Il est aisé d’être « profond » : On n’a qu’à se laisser submerger par ses propres tares.
Tout mot me fait mal.
Combien pourtant il me serait doux d’entendre des fleurs bavarder sur la mort !
Modèles de style : le juron, le télégramme et l’épitaphe.
Les romantiques furent les derniers spécialistes du suicide.
Depuis, on le bâcle…
Pour en améliorer la qualité, nous avons grand besoin d’un nouveau mal du siècle.
Dépouiller la littérature de son fard, en voir le vrai visage est aussi périlleux que déposséder la philosophie de son charabia.
— Les créations de l’esprit se réduiraient-elles à la transfiguration de bagatelles ?
— Et n’y aurait-il quelque substance qu’en dehors de l’articulé, dans le rictus ou la catalepsie ?
Un livre qui, après avoir tout démoli, ne se démolit pas lui-même nous aura exaspérés en vain.
Monades disloquées, nous voici à la fin des tristesses prudentes et des anomalies prévues : plus d’un signe annonce l’hégémonie du délire.
Les « sources » d’un écrivain, ce sont ses hontes ; celui qui n’en découvre pas en soi, ou s’y dérobe, est voué au plagiat ou à la critique.
Tout Occidental tourmenté fait penser à un héros dostoïevskien qui aurait un compte en banque.
Le bon dramaturge doit posséder le sens de l’assassinat ; depuis les Élisabéthains, qui sait encore tuer ses personnages ?
La cellule nerveuse s’est si bien habituée à tout, qu’il nous faut désespérer de concevoir jamais une insanité qui, pénétrant dans les cerveaux, les ferait éclater.
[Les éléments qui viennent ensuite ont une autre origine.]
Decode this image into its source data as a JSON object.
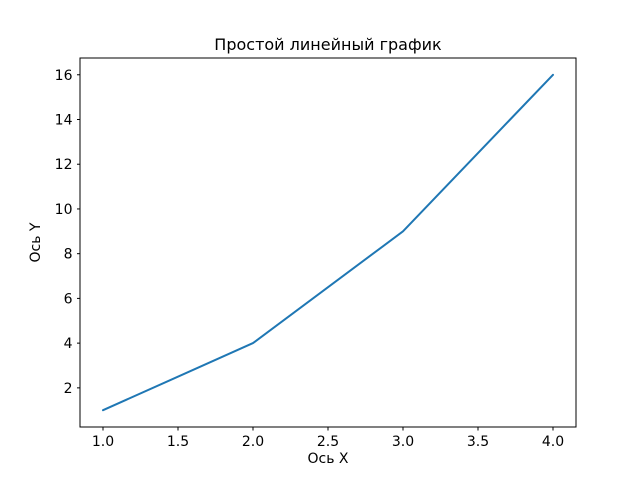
{
  "figure": {
    "background": "#ffffff",
    "frame_color": "#000000"
  },
  "chart_data": {
    "type": "line",
    "title": "Простой линейный график",
    "xlabel": "Ось X",
    "ylabel": "Ось Y",
    "x": [
      1,
      2,
      3,
      4
    ],
    "y": [
      1,
      4,
      9,
      16
    ],
    "xlim": [
      0.85,
      4.15
    ],
    "ylim": [
      0.25,
      16.75
    ],
    "xticks": {
      "values": [
        1.0,
        1.5,
        2.0,
        2.5,
        3.0,
        3.5,
        4.0
      ],
      "labels": [
        "1.0",
        "1.5",
        "2.0",
        "2.5",
        "3.0",
        "3.5",
        "4.0"
      ]
    },
    "yticks": {
      "values": [
        2,
        4,
        6,
        8,
        10,
        12,
        14,
        16
      ],
      "labels": [
        "2",
        "4",
        "6",
        "8",
        "10",
        "12",
        "14",
        "16"
      ]
    },
    "line_color": "#1f77b4",
    "line_width": 2,
    "grid": false,
    "legend": null
  }
}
Depuis Benjamin Constant, personne n’a retrouvé le ton de la déception.
Qui s’est approprié les rudiments de la misanthropie, s’il veut aller plus avant, doit se mettre à l’école de Swift : il y apprendra comment donner à son mépris des hommes l’intensité d’une névralgie.
Avec Baudelaire, la physiologie est entrée dans la poésie ; avec Nietzsche dans la philosophie.
Par eux, les troubles des organes furent élevés au chant et au concept. Proscrits de la santé, il leur incombait d’assurer une carrière à la maladie.
Mystère — mot dont nous nous servons pour tromper les autres, pour leur faire croire que nous sommes plus profonds qu’eux.
Si Nietzsche, Proust, Baudelaire ou Rimbaud survivent à la fluctuation des modes, ils le doivent au désintéressement de leur cruauté, à leur chirurgie démoniaque, à la générosité de leur fiel.
— Ce qui fait durer une œuvre, ce qui l’empêche de dater, c’est sa férocité. Affirmation gratuite ?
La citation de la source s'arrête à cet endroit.